What is Competition?

31 Jul

What is the central point of competition? Tom Chivers says it is to win. While I can at least accept the premise, that begs the question of whether winning must be defined as the game at hand or if it can be more global in its perspective.

For example, did anyone think it was a bad idea for the Cleveland Cavaliers to lose games to make it more likely that they got LeBron James? Or for the Spurs to do the same for Tim Duncan? Or for the Colts to get Andrew Luck? Or for the Mariners to get Ken Griffey, Jr? Or for the Penguins to get Sidney Crosby? Or for any team to lose games to yield a star that will help them win games?

Further, do we complain when a team is “rebuilding” and knowingly plays players who are not as good right now in the hopes that they’ll be good in the future? Is playing a rookie quarterback acceptable when a veteran could win you a few more games? Would starting a twenty year old shortstop, whose best days are ahead OK, if your backup is a thirty seven year old whose best days are behind him, if the older guy is better?

Is it OK to intentionally miss a free throw if you are down two and there is only one second left? Is it OK to take an intentional safety if your team is up three with four seconds to go at the beginning of the play? Is it acceptable to intentionally walk Barry Bonds with the bases loaded if you are down two runs? There are times when the overall picture of winning encourages or even mandates the participation in something that is ordinarily negative. We even have a phrase dedicated to the philosophy of “Winning the battle, but losing the war.”

This isn’t exclusive to sports. In war, people often pick their battles. In politics, candidates choose which districts to completely saturate and which districts to barely campaign. Even at conventions, states withhold their support of a Presidential candidate, so that a given state can push him over the top. I recall being a student, and being judicious of which subject to study more. A famous piece of advice in cards is to know when to hold ’em and know when to fold ’em.

The reality is that there are competitions all the time where the team or person sacrifices something in order to achieve something greater, and we accept it with absolutely no questions. For the badminton people to get upset because someone logically looked at the bracket and wanted to avoid their countrymen, whether it was for perceived accomplishment assistance or just personal preference, there is a certain amount that must be accepted.

So, at what level do we insist upon people trying to win each small component of the overall competition. With the Olympic issue of badminton, the most damning part to me is that the ref warned them and they still obviously gave no effort.
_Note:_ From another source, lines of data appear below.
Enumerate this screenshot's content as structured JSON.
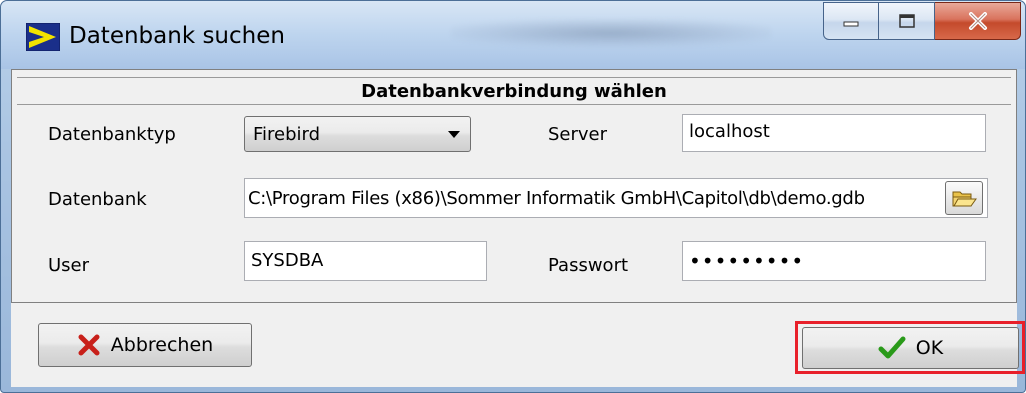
{
  "window": {
    "title": "Datenbank suchen",
    "background_title_blurred": "Log: Gelöschte Datensätze"
  },
  "icons": {
    "app": "capitol-app-icon",
    "minimize": "minimize-icon",
    "maximize": "maximize-icon",
    "close": "close-icon",
    "folder": "folder-open-icon",
    "cancel": "red-x-icon",
    "ok": "green-check-icon"
  },
  "form": {
    "header": "Datenbankverbindung wählen",
    "db_type": {
      "label": "Datenbanktyp",
      "value": "Firebird"
    },
    "server": {
      "label": "Server",
      "value": "localhost"
    },
    "database": {
      "label": "Datenbank",
      "value": "C:\\Program Files (x86)\\Sommer Informatik GmbH\\Capitol\\db\\demo.gdb"
    },
    "user": {
      "label": "User",
      "value": "SYSDBA"
    },
    "password": {
      "label": "Passwort",
      "value": "•••••••••"
    }
  },
  "buttons": {
    "cancel": "Abbrechen",
    "ok": "OK"
  },
  "colors": {
    "highlight": "#e8202a",
    "check": "#2a9a1a",
    "cross": "#c8201a"
  }
}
Beyond the ignoring of the warning, I’m not sure I see any problem with it. Yes, I want people to want to win everything they are supposedly trying to win, but sometimes there is a strategy to losing.
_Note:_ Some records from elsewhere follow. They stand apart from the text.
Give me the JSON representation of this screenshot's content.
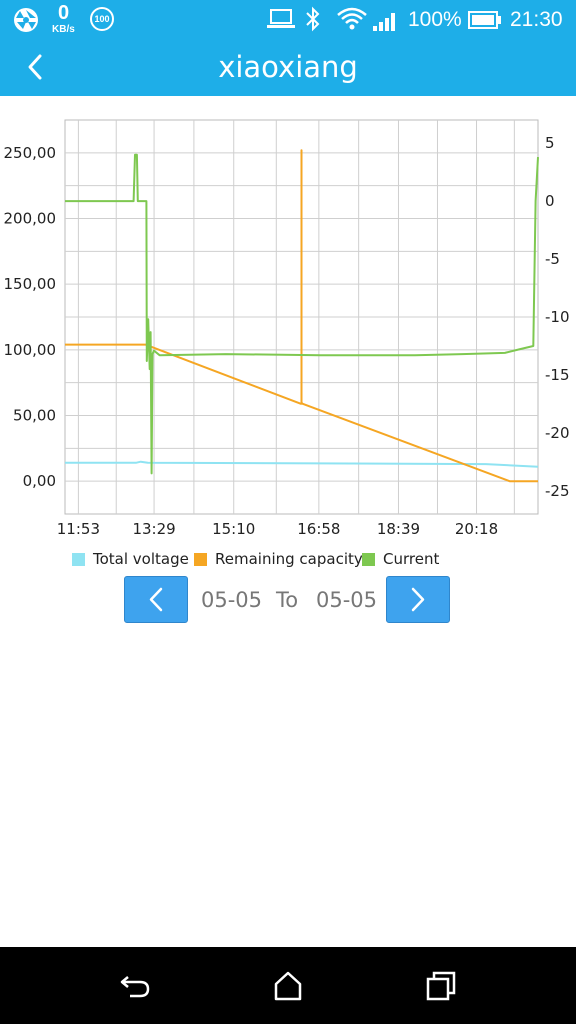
{
  "status_bar": {
    "net_speed": "0",
    "net_unit": "KB/s",
    "badge": "100",
    "battery": "100%",
    "time": "21:30"
  },
  "header": {
    "title": "xiaoxiang"
  },
  "icons": {
    "back": "chevron-left-icon",
    "prev": "chevron-left-icon",
    "next": "chevron-right-icon",
    "nav_back": "back-icon",
    "nav_home": "home-icon",
    "nav_recents": "recents-icon"
  },
  "colors": {
    "header": "#1eaee8",
    "voltage": "#8fe3f2",
    "capacity": "#f5a623",
    "current": "#7ec850",
    "button": "#3ea3ee"
  },
  "date_range": {
    "from": "05-05",
    "sep": "To",
    "to": "05-05"
  },
  "chart_data": {
    "type": "line",
    "x_tick_labels": [
      "11:53",
      "13:29",
      "15:10",
      "16:58",
      "18:39",
      "20:18"
    ],
    "x_ticks_hours": [
      11.883,
      13.483,
      15.167,
      16.967,
      18.65,
      20.3
    ],
    "x_range_hours": [
      11.6,
      21.6
    ],
    "y_left_ticks": [
      "0,00",
      "50,00",
      "100,00",
      "150,00",
      "200,00",
      "250,00"
    ],
    "y_left_range": [
      -25,
      275
    ],
    "y_right_ticks": [
      "5",
      "0",
      "-5",
      "-10",
      "-15",
      "-20",
      "-25"
    ],
    "y_right_range": [
      -27,
      7
    ],
    "grid": true,
    "legend_position": "bottom",
    "series": [
      {
        "name": "Total voltage",
        "axis": "left",
        "color": "#8fe3f2",
        "points": [
          [
            11.6,
            14
          ],
          [
            13.1,
            14
          ],
          [
            13.2,
            14.8
          ],
          [
            13.35,
            14
          ],
          [
            17.0,
            13.5
          ],
          [
            20.5,
            13
          ],
          [
            21.6,
            11
          ]
        ]
      },
      {
        "name": "Remaining capacity",
        "axis": "left",
        "color": "#f5a623",
        "points": [
          [
            11.6,
            104
          ],
          [
            13.1,
            104
          ],
          [
            13.3,
            104
          ],
          [
            16.58,
            59
          ],
          [
            16.6,
            59
          ],
          [
            16.6,
            252
          ],
          [
            16.6,
            60
          ],
          [
            16.62,
            59
          ],
          [
            21.0,
            0
          ],
          [
            21.6,
            0
          ]
        ]
      },
      {
        "name": "Current",
        "axis": "right",
        "color": "#7ec850",
        "points": [
          [
            11.6,
            0
          ],
          [
            13.05,
            0
          ],
          [
            13.08,
            4
          ],
          [
            13.12,
            4
          ],
          [
            13.14,
            0
          ],
          [
            13.32,
            0
          ],
          [
            13.33,
            -13.8
          ],
          [
            13.36,
            -10.2
          ],
          [
            13.39,
            -14.5
          ],
          [
            13.41,
            -11.3
          ],
          [
            13.43,
            -23.5
          ],
          [
            13.45,
            -13.2
          ],
          [
            13.48,
            -12.9
          ],
          [
            13.6,
            -13.3
          ],
          [
            15.0,
            -13.2
          ],
          [
            17.0,
            -13.3
          ],
          [
            19.0,
            -13.3
          ],
          [
            20.0,
            -13.2
          ],
          [
            20.9,
            -13.1
          ],
          [
            21.2,
            -12.8
          ],
          [
            21.5,
            -12.5
          ],
          [
            21.55,
            0
          ],
          [
            21.6,
            3.8
          ]
        ]
      }
    ]
  }
}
Some will say that the system is to blame. If it were a strait elimination they say, people would be forced to try. While it is true that people would be forced to try every match, it would also not guarantee as many matches, would be less likely to assure the best teams get second and third and give the fans fewer matches to watch. It is also true that a playoff is not a perfect solution. This particular situation would have been just as (if not more) benefited by doing a pure round robin where every team played every other team. Also, they could schedule all intra-country match-ups in the first round, so that they can only benefit their countrymen later by winning.

The funny part, however, is that the main offense is that they didn’t even appear to try. I guess if they were better at faking it, there would have been no penalty. I guess it is the next level of competition where people find reasons to lose, so those who run competitions just need to make rules against those things that they find objectionable, but we really need to look at what competition is.